In Italy, spring seemed to come overnight. I went to sleep in winter and woke up to flowerboxes and fields of poppies and women in bright sundresses and silver sandals. The farms and the mountains were almost unbearably picturesque. We'd walk along the canal at Marola wearing sweaters and I wouldn't believe I was awake, living in Italy, in love in the spring. Because spring was when Joe would deploy then. So the in-between springs, when he didn't, were magical.

Anyway, spring here is muddy and cold. We've had a few actually warm days -- in the 70s and 80s -- and those gave me a terrible longing for summer, when, perhaps, it will really be warm. In the meantime, the breeze off the lake is cold, and the sun is a trick. I can't figure out the right configuration of layers to wear, and the dogs' paws are muddy all the time. And when it rains, there are worms all over the sidewalks. I just walk staring straight ahead to get from one place to the next. When the sun comes back out, they dry up in hieroglyphics. It seems unfair. And that is spring.

Thursday, April 1, 2010


Back in November, when my husband was still home and we were on Thanksgiving break, all our neighbors made piles of leaves and sticks. They raked them to the curb and the village trucks came around and picked them up. We raked some of our leaves -- the ones in the front yard, mainly. But we were on break, so we left some of the leaves in the backyard. Okay, truthfully, most of the leaves in the backyard.

Then The Airborne (as my father calls him) went to Afghanistan. It snowed. The snow never melted. Until now.

Last week, the neighbors all raked up their remaining leaves, the new sticks, and whatever else was in their yards. They made piles of sticks. I was scrambling to keep up with my work and told myself I was too tired and it was too cold to do my own yard. I kept putting it off. But now I am on spring break. I fear I may have missed the village trucks, but I'm not sure. I saw a few people still raking when I walked the dogs this afternoon.

It's about 73 degrees. I forgot what it feels like to sweat in the sun. I forgot that piles of leaves are wet on their undersides and that when you rake them, the smell of cool, moist dirt wafts up at you. Under the leaves, little white-green shoots are coming up out of the soil, which is the color of wet coffeegrounds.

I can't believe we left so many leaves. I've been raking them and pulling up these dead stalks that The Airborne hates. For two hours I have been doing this, and my yard now has piles of things but doesn't look that much better. At least it smells of spring out there now. I have no idea what to do with the piles if the village doesn't come to get them. I don't live in the country, so I can't just burn them.

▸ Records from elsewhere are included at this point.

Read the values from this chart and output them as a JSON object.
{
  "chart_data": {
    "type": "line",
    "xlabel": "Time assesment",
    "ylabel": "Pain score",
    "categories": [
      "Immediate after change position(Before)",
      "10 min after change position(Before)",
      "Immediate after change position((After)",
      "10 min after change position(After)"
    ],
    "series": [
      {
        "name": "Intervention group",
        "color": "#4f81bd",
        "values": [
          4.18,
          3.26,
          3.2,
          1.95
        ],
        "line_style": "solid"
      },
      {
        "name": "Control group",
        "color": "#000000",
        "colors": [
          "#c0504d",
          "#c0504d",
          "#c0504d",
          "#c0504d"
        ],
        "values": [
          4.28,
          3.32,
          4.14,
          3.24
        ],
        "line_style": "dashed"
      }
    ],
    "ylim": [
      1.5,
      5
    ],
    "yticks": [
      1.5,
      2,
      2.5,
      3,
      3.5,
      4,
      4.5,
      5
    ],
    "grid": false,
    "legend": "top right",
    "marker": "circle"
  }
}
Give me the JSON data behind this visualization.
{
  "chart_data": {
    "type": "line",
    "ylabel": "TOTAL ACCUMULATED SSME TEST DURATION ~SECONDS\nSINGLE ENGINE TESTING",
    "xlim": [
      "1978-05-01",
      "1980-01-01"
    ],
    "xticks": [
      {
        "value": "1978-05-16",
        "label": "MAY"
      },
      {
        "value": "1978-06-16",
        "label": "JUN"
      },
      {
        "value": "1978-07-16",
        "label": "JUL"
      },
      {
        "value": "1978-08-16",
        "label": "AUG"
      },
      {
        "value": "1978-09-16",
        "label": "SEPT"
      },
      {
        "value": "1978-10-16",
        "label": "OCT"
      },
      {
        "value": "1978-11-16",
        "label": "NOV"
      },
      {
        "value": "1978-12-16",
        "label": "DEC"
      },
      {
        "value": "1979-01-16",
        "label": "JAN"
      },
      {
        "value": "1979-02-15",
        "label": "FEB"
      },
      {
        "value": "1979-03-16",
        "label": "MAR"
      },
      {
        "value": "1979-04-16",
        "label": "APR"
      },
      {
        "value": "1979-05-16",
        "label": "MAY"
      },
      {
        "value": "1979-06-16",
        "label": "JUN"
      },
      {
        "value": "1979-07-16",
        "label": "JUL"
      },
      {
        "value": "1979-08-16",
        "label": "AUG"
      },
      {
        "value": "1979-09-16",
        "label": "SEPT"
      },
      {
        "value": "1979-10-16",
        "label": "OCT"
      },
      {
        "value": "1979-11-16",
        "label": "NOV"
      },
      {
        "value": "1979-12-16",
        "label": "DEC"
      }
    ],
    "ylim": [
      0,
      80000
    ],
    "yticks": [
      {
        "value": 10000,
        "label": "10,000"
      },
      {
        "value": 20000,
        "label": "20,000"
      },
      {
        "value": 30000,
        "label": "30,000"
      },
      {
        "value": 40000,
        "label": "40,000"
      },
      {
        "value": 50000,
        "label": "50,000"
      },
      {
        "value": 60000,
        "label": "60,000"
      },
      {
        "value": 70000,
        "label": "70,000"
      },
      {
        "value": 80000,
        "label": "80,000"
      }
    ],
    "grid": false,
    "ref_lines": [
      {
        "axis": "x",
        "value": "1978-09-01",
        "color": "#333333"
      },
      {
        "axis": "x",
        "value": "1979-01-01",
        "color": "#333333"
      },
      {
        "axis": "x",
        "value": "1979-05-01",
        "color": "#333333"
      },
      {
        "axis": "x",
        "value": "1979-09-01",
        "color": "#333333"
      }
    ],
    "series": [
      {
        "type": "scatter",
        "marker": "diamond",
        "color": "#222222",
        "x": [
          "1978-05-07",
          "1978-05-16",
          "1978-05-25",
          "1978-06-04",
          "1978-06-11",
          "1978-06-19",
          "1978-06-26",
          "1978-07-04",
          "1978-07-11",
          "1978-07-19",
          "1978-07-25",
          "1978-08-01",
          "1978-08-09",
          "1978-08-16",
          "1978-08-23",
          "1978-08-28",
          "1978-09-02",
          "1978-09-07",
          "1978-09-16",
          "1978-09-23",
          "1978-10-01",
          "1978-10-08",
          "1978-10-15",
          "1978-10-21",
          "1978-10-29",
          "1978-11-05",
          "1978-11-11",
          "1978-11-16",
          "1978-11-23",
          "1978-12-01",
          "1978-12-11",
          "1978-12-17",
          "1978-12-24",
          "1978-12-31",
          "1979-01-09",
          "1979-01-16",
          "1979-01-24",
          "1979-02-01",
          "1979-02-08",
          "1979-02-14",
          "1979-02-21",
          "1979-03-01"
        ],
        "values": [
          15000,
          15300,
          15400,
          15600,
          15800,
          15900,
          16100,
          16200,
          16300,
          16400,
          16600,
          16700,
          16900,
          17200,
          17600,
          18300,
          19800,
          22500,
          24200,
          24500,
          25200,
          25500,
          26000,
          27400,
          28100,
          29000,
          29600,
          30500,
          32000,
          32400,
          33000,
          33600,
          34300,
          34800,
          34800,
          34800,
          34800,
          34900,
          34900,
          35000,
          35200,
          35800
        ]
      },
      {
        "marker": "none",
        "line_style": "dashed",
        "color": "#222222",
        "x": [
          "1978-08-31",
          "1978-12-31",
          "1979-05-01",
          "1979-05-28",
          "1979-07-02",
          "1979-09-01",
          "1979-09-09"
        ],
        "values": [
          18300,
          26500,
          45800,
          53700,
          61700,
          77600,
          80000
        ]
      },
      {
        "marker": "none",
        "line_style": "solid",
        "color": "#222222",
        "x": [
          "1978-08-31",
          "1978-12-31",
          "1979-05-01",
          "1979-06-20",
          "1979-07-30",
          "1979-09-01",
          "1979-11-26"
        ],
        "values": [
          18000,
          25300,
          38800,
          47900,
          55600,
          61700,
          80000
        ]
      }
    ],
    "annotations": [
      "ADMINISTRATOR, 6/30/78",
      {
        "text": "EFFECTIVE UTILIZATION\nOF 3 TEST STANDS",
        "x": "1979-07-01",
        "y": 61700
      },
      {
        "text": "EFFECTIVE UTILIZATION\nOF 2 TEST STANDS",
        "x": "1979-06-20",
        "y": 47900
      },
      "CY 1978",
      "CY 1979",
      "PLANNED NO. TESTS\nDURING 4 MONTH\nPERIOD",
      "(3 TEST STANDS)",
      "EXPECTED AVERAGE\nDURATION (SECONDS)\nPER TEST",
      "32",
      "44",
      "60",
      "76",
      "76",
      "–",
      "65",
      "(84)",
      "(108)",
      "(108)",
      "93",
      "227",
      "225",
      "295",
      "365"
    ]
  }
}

All I can think about is how I'm so glad I'm not in Oklahoma because a yard like mine would be crawling with copperheads.

I know I ought to go back out there and work some more, but I'm feeling a little defeated. I'm working on the terrible script and the metal novel that is the love of my life but not going so well. I want to write them. I miss living in the country, where Outside takes care of itself.

The dogs were tied to the deck. They rolled over and slept in the shade and are now covered with tiny pieces of leaves. My hands have the beginnings of blisters. My piece of New York is out from under winter and trying to breathe.